Só espero que haja controle pelo TSE para haver justiça e não surjam problemas, como alteração de estatísticas.

Rets - Haverá propaganda televisiva?

Denis Mizne - Isso ainda está sendo discutido pelo TSE. A princípio funcionaria como o plebiscito sobre forma de governo. Se um partido tiver uma posição tomada em relação ao assunto, faz propaganda nesse sentido. Caso contrário, deixa cada representante opinar livremente.

Rets - Você já disse acreditar na força da propaganda dos favoráveis à comercialização de armas. Há alguma estratégia para responder a isso?

Denis Mizne - Pretendemos fortalecer os comitês estaduais de desarmamento, além de melhorar a qualidade da informação fornecida sobre essa questão e da promoção de campanhas de TV, tudo isso na medida do possível. Precisamos ver, porém, o problema de cada estado de forma isolada. Na verdade, gostaria que cada cidade tivesse um comitê pró-desarmamento.

Rets - Mesmo que a população escolha a proibição da venda de armas, ainda haverá muito armamento espalhado pelo país. O que fazer com elas?

Denis Mizne - Esse é um dilema. Precisamos reduzir o estoque de armas no Brasil e isso pode ser feito por meio de campanhas de devolução e do aumento da repressão policial ao porte de armas. A maioria das armas apreendidas no Brasil é fabricada aqui mesmo, ou seja, elas fazem parte do comércio legal. Precisamos diminuir o acesso a esse comércio.

Além disso, precisamos aumentar a conscientização, lembrando que carregar arma não registrada é ilegal. Logo, quem tiver uma precisa legalizar e, para isso, precisa fazer testes psicológicos, entre outros, e renová-los a cada dois anos, além de mostrar qual é a necessidade de se ter um revólver em casa. Quem não faz isso precisa saber que está cometendo um crime. Ou seja, precisa aproveitar para entregar as armas e receber sua indenização enquanto a campanha do governo existir.

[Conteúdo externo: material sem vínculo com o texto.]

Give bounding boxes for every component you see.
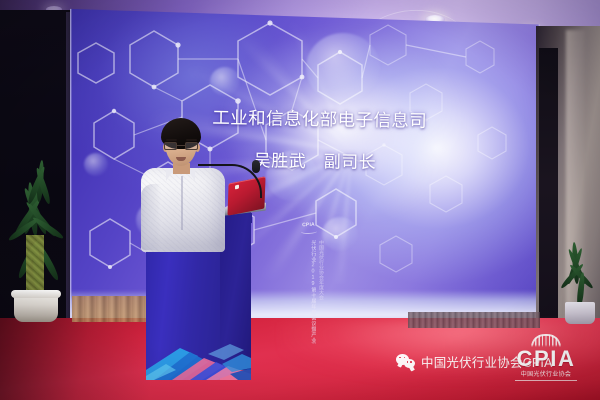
wechat-bubble-small [404, 359, 415, 369]
screen-title-line2: 吴胜武 副司长 [254, 152, 532, 173]
bokeh-orb [322, 217, 358, 251]
podium-ribbon-pattern-icon [146, 318, 251, 380]
stage-base-skirt-right [408, 312, 540, 328]
bokeh-orb [306, 33, 380, 103]
glasses-bridge [177, 145, 185, 146]
cpia-logo-rule [515, 380, 577, 381]
shirt-placket [181, 176, 183, 230]
glasses-lens-right [185, 142, 198, 150]
speaker-eyebrow-right [186, 139, 197, 141]
speaker-eyebrow-left [166, 139, 177, 141]
potted-plant-right-pot [565, 302, 595, 324]
podium-cpia-mark: CPIA [299, 222, 318, 237]
potted-plant-right-foliage [558, 228, 600, 306]
sunburst-crown-icon [531, 334, 561, 347]
wechat-icon [396, 354, 416, 370]
speaker-arm-shading [141, 184, 161, 250]
podium-geometric-graphics [146, 318, 251, 380]
right-doorway-gap [539, 48, 558, 318]
cpia-logo: CPIA 中国光伏行业协会 [508, 334, 584, 384]
bokeh-orb [84, 153, 108, 176]
cpia-wordmark: CPIA [508, 348, 584, 370]
speaker-glasses-icon [164, 142, 198, 151]
conference-photo-scene: 工业和信息化部电子信息司 吴胜武 副司长 [0, 0, 600, 400]
microphone-capsule-icon [252, 160, 260, 173]
potted-plant-left-trunk [26, 235, 44, 295]
cpia-subtitle: 中国光伏行业协会 [508, 372, 584, 378]
speaker-figure [128, 118, 238, 250]
glasses-lens-left [164, 142, 177, 150]
podium-cpia-text: CPIA [302, 222, 315, 228]
podium-cpia-arc-icon [301, 229, 317, 235]
bokeh-orb [210, 67, 240, 96]
carpet-shadow-left [0, 318, 150, 400]
podium-vertical-text-secondary: 中国光伏行业协会年度大会 [310, 240, 324, 340]
potted-plant-left-pot-rim [11, 290, 61, 298]
screen-title-line1: 工业和信息化部电子信息司 [212, 109, 532, 132]
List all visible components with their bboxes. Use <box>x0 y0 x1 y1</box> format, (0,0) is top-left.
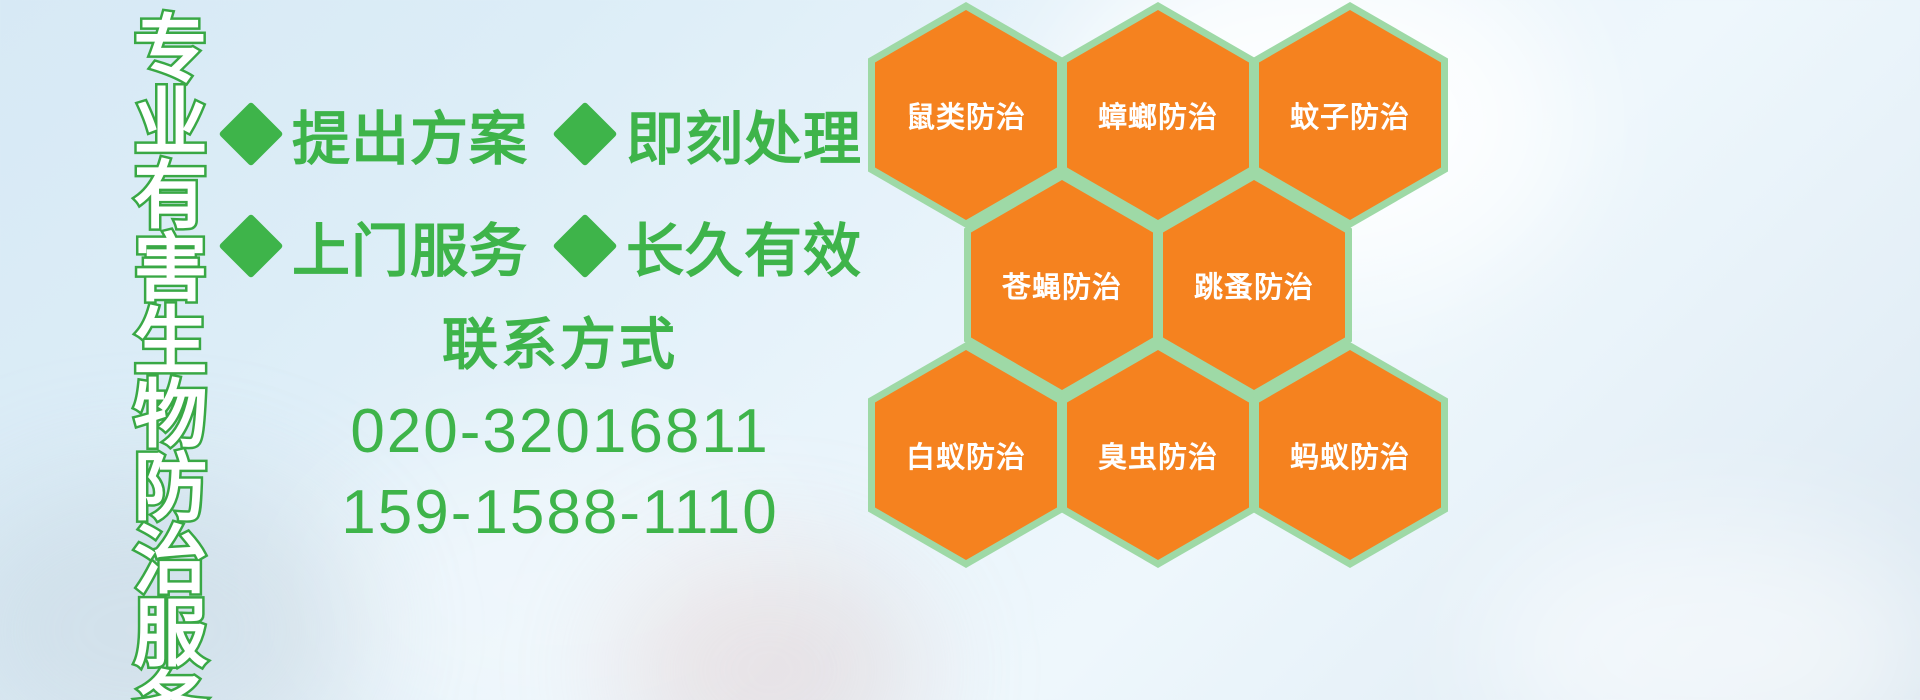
hex-inner: 白蚁防治 <box>875 350 1057 560</box>
feature-item: 即刻处理 <box>562 92 862 176</box>
contact-phone-mobile[interactable]: 159-1588-1110 <box>250 473 870 554</box>
hex-label: 蟑螂防治 <box>1098 94 1218 136</box>
feature-list: 提出方案 即刻处理 上门服务 长久有效 <box>228 78 868 302</box>
contact-phone-landline[interactable]: 020-32016811 <box>250 392 870 473</box>
hex-label: 蚂蚁防治 <box>1290 434 1410 476</box>
contact-block: 联系方式 020-32016811 159-1588-1110 <box>250 310 870 553</box>
feature-label: 上门服务 <box>292 204 528 288</box>
hex-label: 臭虫防治 <box>1098 434 1218 476</box>
hex-inner: 跳蚤防治 <box>1163 180 1345 390</box>
hex-inner: 苍蝇防治 <box>971 180 1153 390</box>
hex-inner: 蚂蚁防治 <box>1259 350 1441 560</box>
hex-inner: 臭虫防治 <box>1067 350 1249 560</box>
service-honeycomb: 鼠类防治 蟑螂防治 蚊子防治 苍蝇防治 跳蚤防治 白蚁防治 <box>862 0 1462 700</box>
feature-label: 提出方案 <box>292 92 528 176</box>
hex-label: 苍蝇防治 <box>1002 264 1122 306</box>
feature-row: 提出方案 即刻处理 <box>228 78 868 190</box>
contact-heading: 联系方式 <box>250 310 870 380</box>
hex-label: 蚊子防治 <box>1290 94 1410 136</box>
hex-label: 跳蚤防治 <box>1194 264 1314 306</box>
hex-inner: 蚊子防治 <box>1259 10 1441 220</box>
vertical-headline: 专业有害生物防治服务 <box>106 10 202 580</box>
feature-item: 上门服务 <box>228 204 528 288</box>
diamond-icon <box>218 213 283 278</box>
diamond-icon <box>218 101 283 166</box>
feature-item: 提出方案 <box>228 92 528 176</box>
feature-label: 长久有效 <box>626 204 862 288</box>
feature-item: 长久有效 <box>562 204 862 288</box>
hex-inner: 鼠类防治 <box>875 10 1057 220</box>
hex-label: 鼠类防治 <box>906 94 1026 136</box>
diamond-icon <box>552 101 617 166</box>
feature-row: 上门服务 长久有效 <box>228 190 868 302</box>
feature-label: 即刻处理 <box>626 92 862 176</box>
banner-stage: 专业有害生物防治服务 提出方案 即刻处理 上门服务 长久有效 联系方式 <box>0 0 1920 700</box>
hex-inner: 蟑螂防治 <box>1067 10 1249 220</box>
hex-label: 白蚁防治 <box>906 434 1026 476</box>
diamond-icon <box>552 213 617 278</box>
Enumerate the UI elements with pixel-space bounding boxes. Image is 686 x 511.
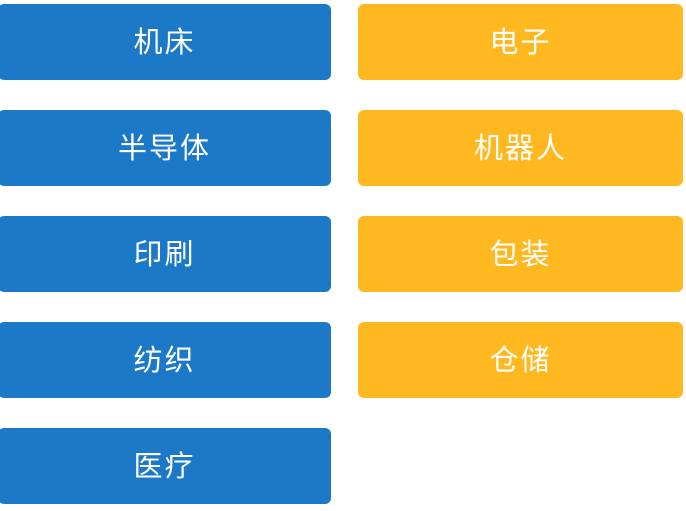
- grid-cell-right-5-empty: [358, 428, 683, 504]
- category-button-robotics[interactable]: 机器人: [358, 110, 683, 186]
- category-grid: 机床 电子 半导体 机器人 印刷 包装 纺织 仓储 医疗: [0, 0, 686, 511]
- category-button-warehousing[interactable]: 仓储: [358, 322, 683, 398]
- category-button-printing[interactable]: 印刷: [0, 216, 331, 292]
- grid-cell-left-3: 印刷: [0, 216, 331, 292]
- category-button-semiconductor[interactable]: 半导体: [0, 110, 331, 186]
- category-button-packaging[interactable]: 包装: [358, 216, 683, 292]
- category-button-textile[interactable]: 纺织: [0, 322, 331, 398]
- category-button-medical[interactable]: 医疗: [0, 428, 331, 504]
- column-gutter-5: [331, 428, 358, 504]
- column-gutter-4: [331, 322, 358, 398]
- category-button-board: 机床 电子 半导体 机器人 印刷 包装 纺织 仓储 医疗: [0, 0, 686, 511]
- grid-cell-right-1: 电子: [358, 4, 683, 80]
- category-button-electronics[interactable]: 电子: [358, 4, 683, 80]
- grid-cell-right-3: 包装: [358, 216, 683, 292]
- category-button-machine-tool[interactable]: 机床: [0, 4, 331, 80]
- grid-cell-left-5: 医疗: [0, 428, 331, 504]
- column-gutter-3: [331, 216, 358, 292]
- grid-cell-left-2: 半导体: [0, 110, 331, 186]
- column-gutter-2: [331, 110, 358, 186]
- column-gutter-1: [331, 4, 358, 80]
- empty-slot: [358, 428, 683, 504]
- grid-cell-left-1: 机床: [0, 4, 331, 80]
- grid-cell-right-2: 机器人: [358, 110, 683, 186]
- grid-cell-left-4: 纺织: [0, 322, 331, 398]
- grid-cell-right-4: 仓储: [358, 322, 683, 398]
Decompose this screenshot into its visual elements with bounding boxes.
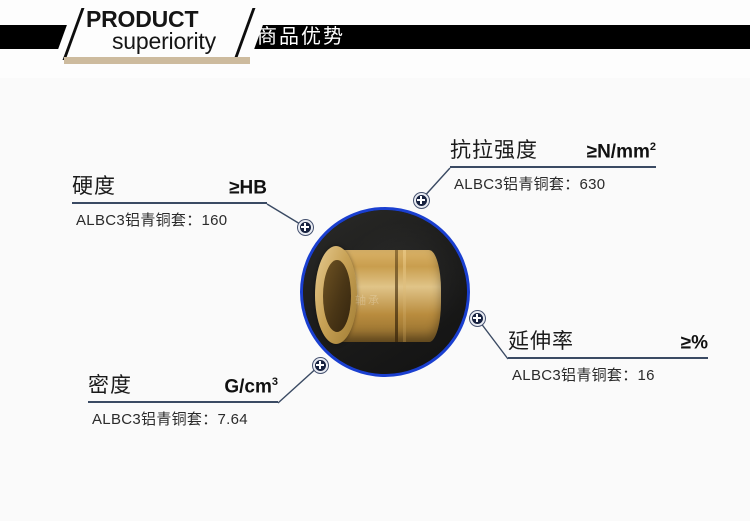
spec-callout-elongation: 延伸率 ≥% ALBC3铝青铜套：16 (508, 325, 708, 385)
spec-unit-sup-density: 3 (272, 376, 278, 388)
spec-head-density: 密度 G/cm3 (88, 369, 278, 403)
node-dot-tensile (414, 193, 429, 208)
spec-name-hardness: 硬度 (72, 170, 116, 200)
product-photo-image: 轴承 (303, 210, 467, 374)
spec-value-elongation: ALBC3铝青铜套：16 (508, 359, 708, 385)
spec-value-hardness: ALBC3铝青铜套：160 (72, 204, 267, 230)
spec-name-elongation: 延伸率 (508, 325, 574, 355)
node-dot-hardness (298, 220, 313, 235)
node-dot-elongation (470, 311, 485, 326)
spec-unit-tensile: ≥N/mm2 (561, 141, 656, 163)
node-dot-density (313, 358, 328, 373)
spec-value-density: ALBC3铝青铜套：7.64 (88, 403, 278, 429)
spec-name-density: 密度 (88, 369, 132, 399)
spec-unit-text-hardness: ≥HB (229, 177, 267, 198)
spec-value-tensile: ALBC3铝青铜套：630 (450, 168, 656, 194)
spec-callout-density: 密度 G/cm3 ALBC3铝青铜套：7.64 (88, 369, 278, 429)
spec-callout-tensile: 抗拉强度 ≥N/mm2 ALBC3铝青铜套：630 (450, 134, 656, 194)
spec-unit-sup-tensile: 2 (650, 141, 656, 153)
product-superiority-infographic: PRODUCT superiority 商品优势 轴承 (0, 0, 750, 521)
bushing-groove-a (395, 250, 398, 342)
photo-watermark: 轴承 (355, 292, 381, 308)
spec-head-tensile: 抗拉强度 ≥N/mm2 (450, 134, 656, 168)
header-banner: PRODUCT superiority 商品优势 (0, 0, 750, 78)
spec-name-tensile: 抗拉强度 (450, 134, 538, 164)
bushing-groove-b (403, 250, 406, 342)
spec-unit-text-density: G/cm (224, 376, 272, 397)
spec-unit-density: G/cm3 (198, 376, 278, 398)
header-title-superiority: superiority (112, 30, 216, 53)
spec-unit-hardness: ≥HB (203, 177, 267, 199)
spec-unit-text-tensile: ≥N/mm (587, 141, 650, 162)
spec-unit-text-elongation: ≥% (681, 332, 708, 353)
spec-head-elongation: 延伸率 ≥% (508, 325, 708, 359)
spec-head-hardness: 硬度 ≥HB (72, 170, 267, 204)
product-photo: 轴承 (300, 207, 470, 377)
spec-unit-elongation: ≥% (655, 332, 708, 354)
header-title-chinese: 商品优势 (257, 24, 345, 50)
connector-density (278, 365, 320, 403)
header-underbar (64, 57, 250, 64)
header-latin-title: PRODUCT superiority (86, 6, 256, 58)
bushing-bore (323, 260, 351, 332)
spec-callout-hardness: 硬度 ≥HB ALBC3铝青铜套：160 (72, 170, 267, 230)
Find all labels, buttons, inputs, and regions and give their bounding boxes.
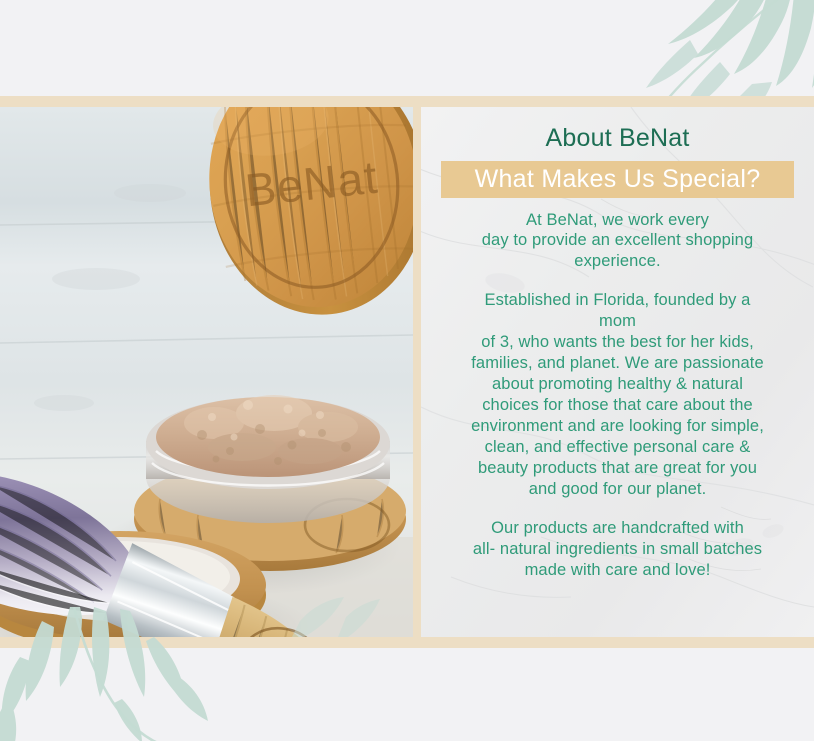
paragraph-line: of 3, who wants the best for her kids, [439, 332, 796, 353]
paragraph-line: At BeNat, we work every [439, 210, 796, 231]
paragraph-line: Our products are handcrafted with [439, 518, 796, 539]
product-photo: x [0, 107, 413, 637]
paragraph-line: day to provide an excellent shopping [439, 230, 796, 251]
panel-content: About BeNat What Makes Us Special? At Be… [421, 107, 814, 581]
paragraph-line: and good for our planet. [439, 479, 796, 500]
about-paragraph-3: Our products are handcrafted with all- n… [439, 518, 796, 581]
about-benat-page: x [0, 0, 814, 741]
about-text-panel: About BeNat What Makes Us Special? At Be… [421, 107, 814, 637]
paragraph-line: experience. [439, 251, 796, 272]
paragraph-line: beauty products that are great for you [439, 458, 796, 479]
paragraph-line: Established in Florida, founded by a [439, 290, 796, 311]
special-banner: What Makes Us Special? [441, 161, 794, 198]
paragraph-line: families, and planet. We are passionate [439, 353, 796, 374]
special-banner-label: What Makes Us Special? [475, 167, 761, 192]
about-paragraph-2: Established in Florida, founded by a mom… [439, 290, 796, 500]
paragraph-line: clean, and effective personal care & [439, 437, 796, 458]
paragraph-line: mom [439, 311, 796, 332]
paragraph-line: choices for those that care about the [439, 395, 796, 416]
photo-panel-divider [413, 107, 421, 637]
paragraph-line: environment and are looking for simple, [439, 416, 796, 437]
card-inner: x [0, 107, 814, 637]
paragraph-line: made with care and love! [439, 560, 796, 581]
paragraph-line: all- natural ingredients in small batche… [439, 539, 796, 560]
page-title: About BeNat [433, 125, 802, 153]
about-card: x [0, 96, 814, 648]
paragraph-line: about promoting healthy & natural [439, 374, 796, 395]
svg-text:BeNat: BeNat [270, 636, 291, 637]
about-paragraph-1: At BeNat, we work every day to provide a… [439, 210, 796, 273]
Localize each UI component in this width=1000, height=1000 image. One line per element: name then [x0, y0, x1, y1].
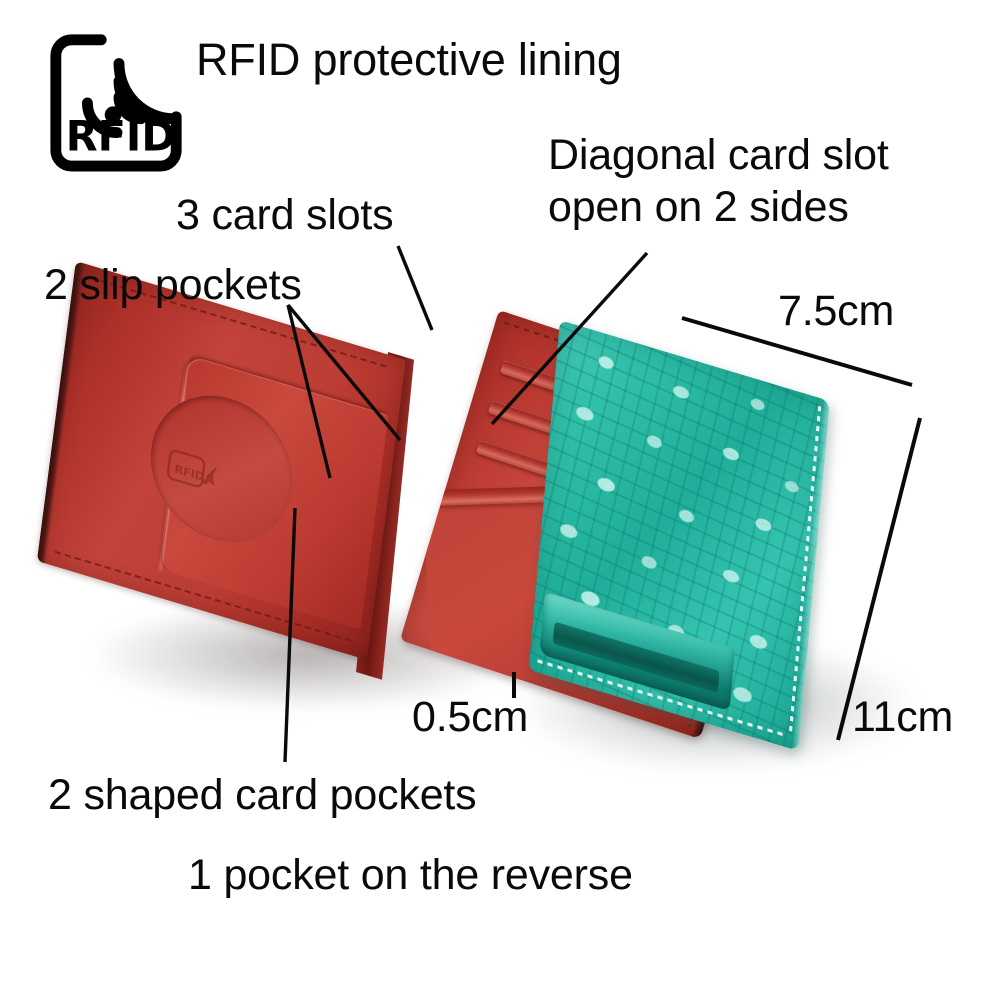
label-diagonal-slot-line2: open on 2 sides	[548, 184, 849, 230]
edge-highlight	[792, 399, 831, 751]
label-rfid-lining: RFID protective lining	[196, 36, 622, 85]
svg-text:RFID: RFID	[66, 112, 176, 160]
rfid-icon: RFID	[44, 26, 192, 174]
wallet-left-flap: RFID	[37, 261, 406, 660]
label-shaped-card-pockets: 2 shaped card pockets	[48, 772, 476, 818]
product-annotation-image: RFID SageBrown LONDON	[0, 0, 1000, 1000]
label-dimension-thickness: 0.5cm	[412, 694, 528, 740]
label-card-slots: 3 card slots	[176, 192, 393, 238]
teal-croc-wallet	[540, 300, 920, 740]
stitch-line	[789, 406, 822, 737]
label-reverse-pocket: 1 pocket on the reverse	[188, 852, 633, 898]
label-diagonal-slot-line1: Diagonal card slot	[548, 132, 889, 178]
label-dimension-width: 7.5cm	[778, 288, 894, 334]
label-slip-pockets: 2 slip pockets	[44, 262, 302, 308]
label-dimension-height: 11cm	[852, 694, 953, 740]
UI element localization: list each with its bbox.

Rets - Com a proibição, é possível que o contrabando de armas cresça ainda mais. Como resolver esse problema?

Denis Mizne - Esse é outro ponto problemático. As armas contrabandeadas são, em sua maioria, brasileiras. Somos vice-líderes americanos nesse item, perdendo apenas para os EUA. Produzimos mercadorias que saem do país legalmente e voltam ilegalmente. Há uma campanha internacional que tenta diminuir esse problema, comandada pela Anistia Internacional e pela Oxfam. O Paraguai, por exemplo, com seus seis milhões de habitantes, não tem como consumir a quantidade de armas que compra. Mas ele já mudou sua legislação.

Estamos preocupados e precisamos intensificar o controle. É hipocrisia proibir armas internamente e continuar a exportá-las e importá-las.